Mudanews.com OPINI – Setiap isu waktu tunggu pasien mencuat, dokter hampir selalu dijadikan sasaran utama. Lamanya antrean kerap dipersepsikan sebagai akibat dokter bekerja lambat atau tidak disiplin. Pandangan ini keliru, karena waktu tunggu bukan persoalan moral atau etos kerja dokter, melainkan indikator kegagalan desain sistem pelayanan kesehatan.

Waktu tunggu pasien mencakup rangkaian proses panjang, mulai dari pendaftaran, verifikasi, antrean, pemeriksaan awal, hingga konsultasi dokter. Namun dalam kebijakan, kompleksitas ini direduksi menjadi target administratif semata. Target BPJS <60 menit terdengar ideal, tetapi di lapangan sering berubah menjadi alat tekanan dan ancaman sanksi, tanpa evaluasi jujur terhadap kapasitas layanan.

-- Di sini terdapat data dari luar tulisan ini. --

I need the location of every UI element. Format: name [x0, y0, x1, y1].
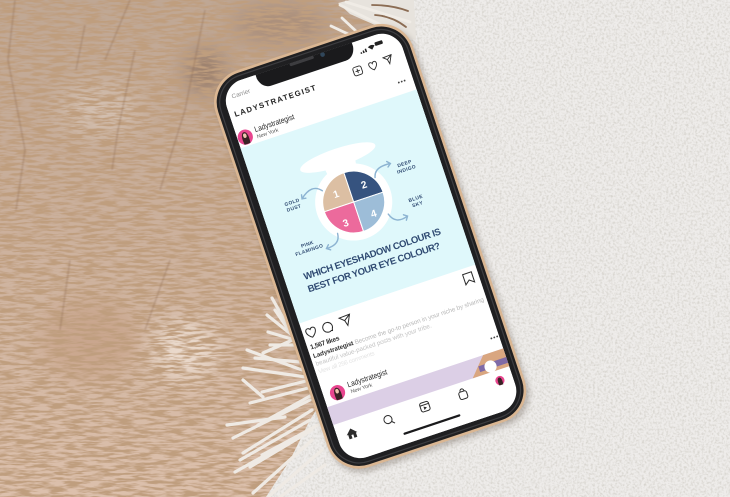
post question: BEST FOR YOUR EYE COLOUR?: [306, 241, 442, 295]
more dots: [398, 79, 406, 84]
notch speaker: [290, 56, 314, 66]
notch: [256, 42, 354, 86]
notch camera: [320, 52, 325, 57]
label blue sky: SKY: [411, 200, 424, 209]
post question: WHICH EYESHADOW COLOUR IS: [302, 227, 442, 283]
post author: Ladystrategist: [253, 112, 296, 134]
wheel numbers: [333, 181, 377, 226]
post avatar: [238, 130, 253, 145]
label pink flamingo: FLAMINGO: [295, 243, 324, 258]
label deep indigo: INDIGO: [396, 164, 417, 176]
bottom fringe: [227, 298, 325, 497]
wheel halo: [315, 164, 392, 240]
top fringe: [331, 0, 416, 40]
likes count: 1,567 likes: [309, 335, 341, 351]
segment 2 deep indigo: [344, 172, 382, 202]
brand heading: LADYSTRATEGIST: [233, 83, 317, 119]
phone bezel: [208, 18, 532, 474]
arrow blue sky: [388, 213, 408, 221]
next post image band: [327, 348, 509, 426]
post location: New York: [256, 127, 280, 140]
heart icon: [368, 60, 377, 70]
caption line two: beautiful value-packed posts with your tribe.: [315, 322, 433, 368]
label gold dust: DUST: [286, 203, 302, 214]
save icon: [463, 272, 475, 285]
tab bar: [344, 388, 469, 440]
wheel numbers: 4: [370, 208, 379, 221]
phone gold frame: [205, 15, 535, 478]
wheel numbers: 2: [360, 179, 369, 192]
arrow deep indigo: [374, 160, 392, 178]
carrier label: Carrier: [231, 88, 251, 101]
peach shape: [467, 348, 509, 378]
add icon: [352, 65, 363, 76]
comments link: View all 256 comments: [317, 350, 376, 375]
label pink flamingo: PINK: [301, 241, 315, 250]
segment 1 gold dust: [323, 173, 353, 211]
reels icon: [419, 401, 431, 412]
caption: Ladystrategist Become the go-to person in your niche by sharing: [312, 296, 485, 360]
cloud stem: [326, 160, 356, 174]
post image: [241, 89, 475, 324]
comment icon: [321, 321, 334, 333]
home indicator: [403, 414, 461, 435]
next post avatar: [328, 383, 347, 402]
top icons: [352, 55, 394, 76]
screen: [218, 22, 522, 464]
home icon: [345, 427, 359, 440]
send icon: [383, 55, 394, 65]
cloud: [300, 142, 376, 173]
label blue sky: BLUE: [408, 195, 424, 204]
label deep indigo: DEEP: [397, 160, 413, 169]
bezel highlight: [212, 22, 528, 470]
wheel numbers: 3: [342, 218, 351, 230]
wheel numbers: 1: [332, 189, 341, 201]
share icon: [339, 314, 353, 327]
segment 3 pink flamingo: [324, 202, 363, 232]
linen fabric: [260, 0, 730, 497]
more dots lower: [490, 335, 498, 340]
purple strip: [478, 357, 508, 372]
next post location: New York: [350, 382, 373, 395]
wheel labels: [284, 160, 423, 256]
white badge: [483, 359, 498, 374]
colour wheel: [323, 172, 384, 232]
arrows: [299, 161, 410, 253]
wifi: [368, 44, 374, 50]
search icon: [383, 414, 395, 426]
signal: [360, 49, 367, 54]
phone shadow: [208, 18, 538, 481]
arrow pink flamingo: [326, 232, 339, 251]
segment 4 blue sky: [354, 192, 384, 231]
label gold dust: GOLD: [284, 198, 301, 208]
next post author: Ladystrategist: [346, 367, 389, 389]
shop icon: [457, 388, 468, 400]
post actions: [304, 272, 475, 339]
status icons: [360, 40, 383, 54]
battery: [374, 40, 383, 46]
arrow gold dust: [300, 186, 323, 199]
like icon: [305, 326, 317, 339]
small avatar: [494, 375, 506, 386]
phone: [205, 15, 535, 478]
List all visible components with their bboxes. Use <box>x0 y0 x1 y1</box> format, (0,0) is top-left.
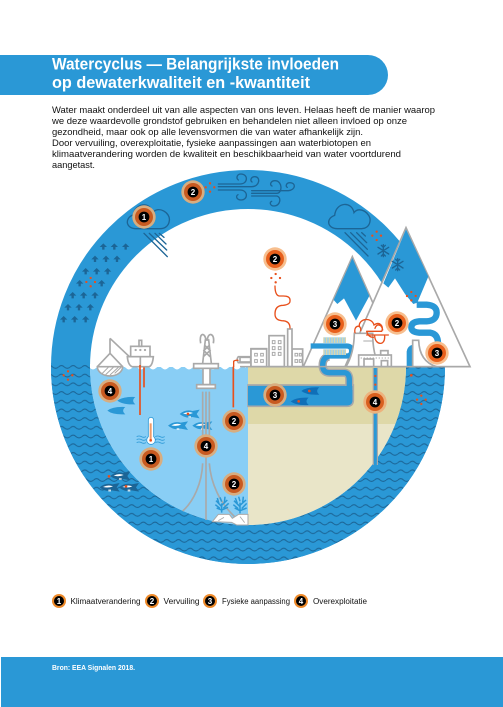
small mountain snow <box>334 258 369 321</box>
groundwater and coast details <box>291 368 427 465</box>
icon: coral <box>215 497 247 513</box>
icon: ship <box>127 340 153 367</box>
intro text: we deze waardevolle grondstof gebruiken en behandelen niet alleen invloed op onze <box>51 115 407 126</box>
dots: snow pollution <box>371 230 382 241</box>
icon: rain cloud <box>127 205 169 257</box>
dots: ocean pollution <box>62 370 73 381</box>
big mountain snow <box>383 229 428 304</box>
dam <box>413 340 437 367</box>
intro text: gezondheid, maar ook op alle levensvormen die van water afhankelijk zijn. <box>52 126 363 137</box>
big mountain <box>345 228 470 367</box>
dots: pollution <box>204 182 215 193</box>
badge: 3 river <box>263 383 287 407</box>
footer <box>1 657 503 707</box>
icon: thermometer <box>137 417 165 444</box>
intro text: klimaatverandering worden de kwaliteit en beschikbaarheid van water voortdurend <box>52 148 401 159</box>
underwater details <box>100 365 248 525</box>
icon: dam stripes <box>323 337 346 355</box>
fish in river <box>291 387 319 405</box>
fish in lagoon <box>168 410 212 430</box>
badge: 2 air on ring: 2 <box>191 188 196 197</box>
badge: 2 power plant: 2 <box>395 319 400 328</box>
badge: 4 oil rig: 4 <box>204 442 209 451</box>
left side details: climate on ring <box>60 182 267 388</box>
badge: 3 river: 3 <box>273 391 278 400</box>
smoke <box>275 286 290 328</box>
badge: 1 climate on ring: 1 <box>142 213 147 222</box>
pale ground <box>248 424 408 527</box>
well pipe <box>374 368 376 465</box>
horizon line <box>240 364 470 369</box>
title banner <box>0 55 388 95</box>
legend <box>52 594 368 608</box>
badge: 3 mountain river <box>425 341 449 365</box>
badge: 1 temperature <box>139 447 163 471</box>
orange discharge pipes <box>140 365 233 415</box>
badge: 2 discharge <box>222 409 246 433</box>
icon: factory outlet <box>234 349 267 367</box>
legend: Fysieke aanpassing: Fysieke aanpassing <box>222 597 290 606</box>
source: Bron: EEA Signalen 2018. <box>52 665 135 672</box>
right side details: mountains and industry <box>218 174 470 406</box>
badge: 2 smoke: 2 <box>273 255 278 264</box>
intro text: Door vervuiling, overexploitatie, fysieke aanpassingen aan waterbiotopen en <box>52 137 371 148</box>
badge: 2 smoke <box>263 247 287 271</box>
intro text: aangetast. <box>52 159 95 170</box>
underwater and ground cross-section <box>88 367 408 527</box>
icon: rocks <box>212 514 248 525</box>
orange steam <box>355 320 388 343</box>
badge: 4 well <box>363 390 387 414</box>
legend: Klimaatverandering: Klimaatverandering <box>70 597 140 606</box>
water cycle ring <box>70 190 426 544</box>
river: big mountain <box>411 305 438 343</box>
badge: 2 seabed: 2 <box>232 480 237 489</box>
icon: cooling tower <box>346 333 379 367</box>
title: op dewaterkwaliteit en -kwantiteit <box>52 74 310 92</box>
icon: snow cloud <box>329 204 370 256</box>
icon: forest arrows <box>60 243 129 322</box>
fish in ring <box>100 472 139 492</box>
icon: dredger <box>97 338 129 376</box>
legend: Vervuiling <box>145 594 200 608</box>
badge: 1 climate on ring <box>132 205 156 229</box>
river: mountain to ground <box>248 346 353 406</box>
badge: 4 oil rig <box>194 434 218 458</box>
badge: 4 fishing: 4 <box>108 387 113 396</box>
icon: wind <box>218 174 294 206</box>
badge: 2 power plant <box>385 311 409 335</box>
legend: Overexploitatie: 4 <box>299 597 304 606</box>
legend: Fysieke aanpassing <box>203 594 290 608</box>
shoal: blue fish <box>107 397 135 414</box>
ring waves <box>51 363 445 564</box>
badge: 2 air on ring <box>181 180 205 204</box>
badge: 3 dam: 3 <box>333 320 338 329</box>
title: Watercyclus — Belangrijkste invloeden <box>52 56 339 74</box>
icon: city <box>240 329 303 367</box>
badge: 2 discharge: 2 <box>232 417 237 426</box>
badge: 2 seabed <box>222 472 246 496</box>
dots: coast pollution <box>410 374 427 405</box>
legend: Overexploitatie <box>294 594 368 608</box>
legend: Overexploitatie: Overexploitatie <box>313 597 368 606</box>
small mountain <box>303 257 401 367</box>
icon: power plant <box>359 351 391 367</box>
badge: 4 fishing <box>98 379 122 403</box>
badge: 3 mountain river: 3 <box>435 349 440 358</box>
legend: Fysieke aanpassing: 3 <box>208 597 213 606</box>
sand layer <box>248 367 408 424</box>
icon: oil rig <box>194 335 218 388</box>
badge: 1 temperature: 1 <box>149 455 154 464</box>
legend: Vervuiling: 2 <box>150 597 155 606</box>
badge: 4 well: 4 <box>373 398 378 407</box>
icon: snowflake <box>378 245 389 257</box>
dots: forest pollution <box>85 277 96 287</box>
sea surface <box>90 362 246 370</box>
legend: Vervuiling: Vervuiling <box>164 597 200 606</box>
dots: smoke <box>270 273 281 283</box>
icon: snowflake on mountain <box>392 259 403 271</box>
legend: Klimaatverandering <box>52 594 140 608</box>
intro text: Water maakt onderdeel uit van alle aspecten van ons leven. Helaas heeft de manier waarop <box>52 104 435 115</box>
rig legs <box>183 392 235 520</box>
dots: mountain pollution <box>406 291 417 301</box>
light water <box>88 367 248 527</box>
waterfall <box>407 345 413 367</box>
legend: Klimaatverandering: 1 <box>57 597 62 606</box>
badge: 3 dam <box>323 312 347 336</box>
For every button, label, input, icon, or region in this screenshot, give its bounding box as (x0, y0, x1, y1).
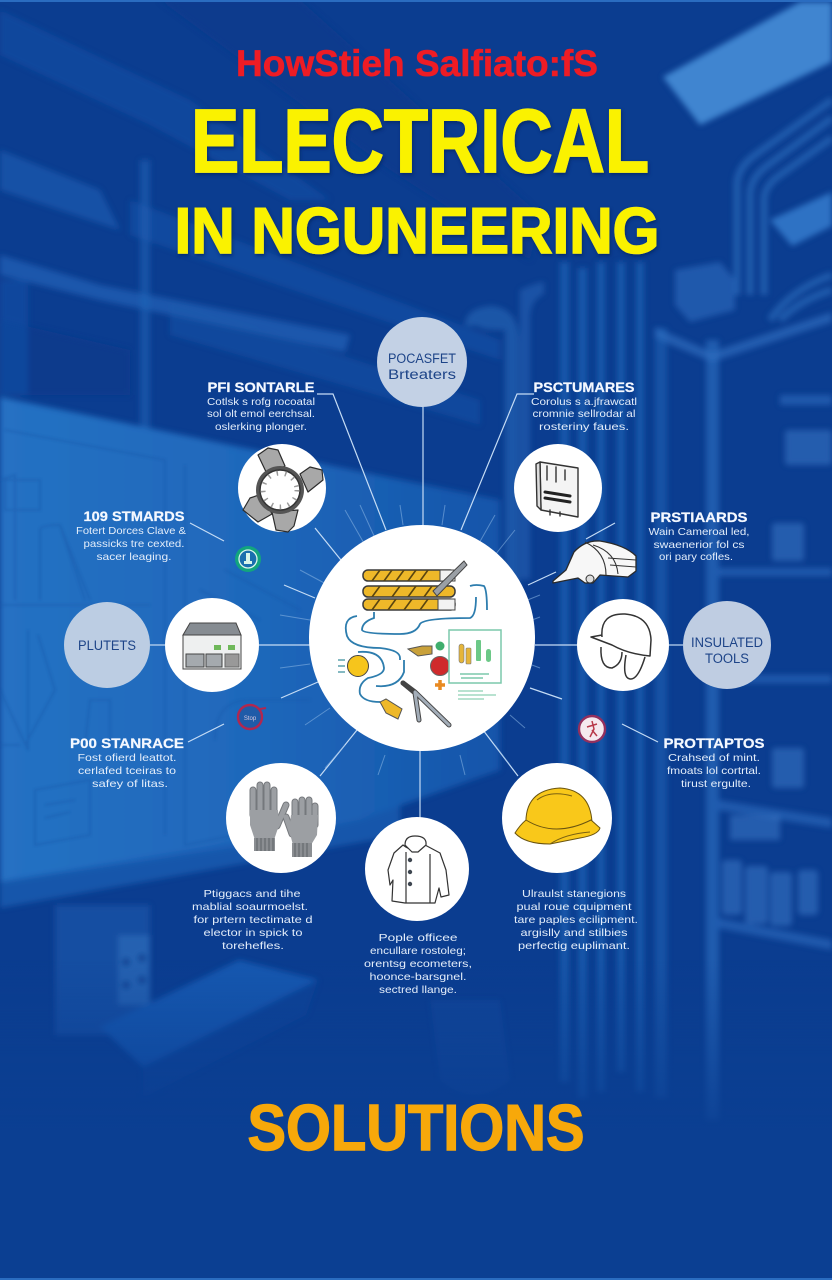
text block: upper-left (207, 379, 315, 433)
icon: yellow hard hat (502, 763, 612, 873)
cabinet frame (655, 328, 667, 1098)
text block: gloves caption: for prtern tectimate d (194, 914, 313, 926)
text block: upper-right: PSCTUMARES (534, 379, 634, 395)
screwdriver (433, 561, 467, 596)
text block: left upper: sacer leaging. (96, 551, 172, 563)
text block: gloves caption: Ptiggacs and tihe (204, 888, 301, 900)
icon: electrical box (514, 444, 602, 532)
left label circle: PLUTETS: PLUTETS (78, 638, 136, 653)
text block: left upper: 109 STMARDS (84, 508, 184, 524)
text block: upper-right: cromnie sellrodar al (532, 408, 636, 420)
conduit pipes (737, 100, 832, 320)
text block: shirt caption: sectred llange. (379, 984, 457, 996)
text block: right lower: PROTTAPTOS (664, 735, 764, 751)
text block: left upper (76, 508, 186, 563)
blue wires (346, 585, 487, 702)
connector lines and rays (150, 394, 683, 818)
text block: gloves caption (192, 888, 313, 952)
text block: hard hat caption: argislly and stilbies (520, 927, 628, 939)
text block: right lower: Crahsed of mint. (668, 752, 760, 764)
icon: red prohibition badge: Stop (244, 716, 257, 722)
text block: right upper: ori pary cofles. (659, 551, 733, 563)
title: IN NGUNEERING: IN NGUNEERING (174, 194, 660, 267)
text block: upper-right (531, 379, 637, 433)
icon: circular gear component (238, 444, 326, 532)
skylight (663, 2, 832, 125)
icon: red prohibition badge (238, 705, 266, 729)
faint blueprint lines (0, 430, 310, 845)
text block: hard hat caption: pual roue cquipment (516, 901, 632, 913)
icon: hard hat with ear protection outline (577, 599, 669, 691)
icon: protective shirt (365, 817, 469, 921)
top node: Breakers label circle: Brteaters (388, 367, 456, 382)
floor machine (55, 905, 150, 1035)
chart card (449, 630, 501, 683)
text block: hard hat caption: tare paples ecilipment. (514, 914, 638, 926)
text block: left upper: Fotert Dorces Clave & (76, 525, 186, 537)
text block: upper-left: Cotlsk s rofg rocoatal (207, 396, 315, 408)
text block: shirt caption: encullare rostoleg; (370, 945, 466, 957)
text block: right upper (648, 509, 750, 563)
text block: left upper: passicks tre cexted. (84, 538, 184, 550)
text block: left lower: P00 STANRACE (70, 735, 184, 751)
right pipes (560, 262, 644, 1098)
top node: Breakers label circle: POCASFET (388, 351, 456, 366)
text block: upper-right: Corolus s a.jfrawcatl (531, 396, 637, 408)
text block: gloves caption: torehefles. (222, 940, 284, 952)
text block: upper-left: sol olt emol eerchsal. (207, 408, 315, 420)
pliers (403, 683, 449, 725)
footer heading: SOLUTIONS: SOLUTIONS (248, 1091, 584, 1164)
ceiling beams (0, 10, 330, 200)
text block: right upper: PRSTIAARDS (650, 509, 748, 525)
title: ELECTRICAL: ELECTRICAL (191, 92, 649, 192)
text block: right lower: tirust ergulte. (681, 778, 751, 790)
text block: upper-left: PFI SONTARLE (208, 379, 314, 395)
text block: left lower: Fost ofierd leattot. (78, 752, 176, 764)
right label circle: INSULATED TOOLS: TOOLS (705, 651, 749, 666)
title: red tagline: HowStieh Salfiato:fS (236, 43, 598, 84)
icon: safety shoe sketch (553, 541, 636, 583)
icon: insulated gloves (226, 763, 336, 873)
text block: right lower: fmoats lol cortrtal. (667, 765, 761, 777)
shelves (718, 395, 832, 950)
text block: shirt caption: orentsg ecometers, (364, 958, 472, 970)
right label circle: INSULATED TOOLS (683, 601, 771, 689)
text block: hard hat caption (514, 888, 638, 952)
central hub illustration (309, 525, 535, 751)
text block: right lower (664, 735, 764, 790)
text block: shirt caption (364, 932, 472, 996)
text block: gloves caption: elector in spick to (204, 927, 303, 939)
top node: Breakers label circle (377, 317, 467, 407)
text block: right upper: Wain Cameroal led, (648, 526, 750, 538)
insulated wire bundle (363, 570, 455, 610)
right label circle: INSULATED TOOLS: INSULATED (691, 635, 763, 650)
text block: hard hat caption: perfectig euplimant. (518, 940, 630, 952)
text block: left lower: safey of litas. (92, 778, 168, 790)
left whiteboard panel (0, 397, 500, 882)
text block: left lower (70, 735, 184, 790)
text block: gloves caption: mablial soaurmoelst. (192, 901, 308, 913)
text block: shirt caption: hoonce-barsgnel. (370, 971, 466, 983)
text block: right upper: swaenerior fol cs (654, 539, 744, 551)
text block: hard hat caption: Ulraulst stanegions (522, 888, 626, 900)
text block: upper-left: oslerking plonger. (215, 421, 307, 433)
icon: electrical panel (165, 598, 259, 692)
left label circle: PLUTETS (64, 602, 150, 688)
text block: left lower: cerlafed tceiras to (78, 765, 176, 777)
text block: shirt caption: Pople officee (378, 932, 458, 944)
icon: green safety badge (235, 546, 261, 572)
mid floor glow (430, 1000, 510, 1095)
icon: warning badge (579, 716, 605, 742)
text block: upper-right: rosteriny faues. (539, 421, 629, 433)
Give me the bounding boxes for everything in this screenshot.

Kecepatan dijadikan ukuran mutu, padahal mutu pelayanan medis tidak sesederhana itu. Pemeriksaan yang baik membutuhkan waktu, ketelitian, dan komunikasi. Menekan waktu tanpa memperbaiki sistem justru meningkatkan risiko kesalahan medis yang berujung pada kerugian pasien dan dokter.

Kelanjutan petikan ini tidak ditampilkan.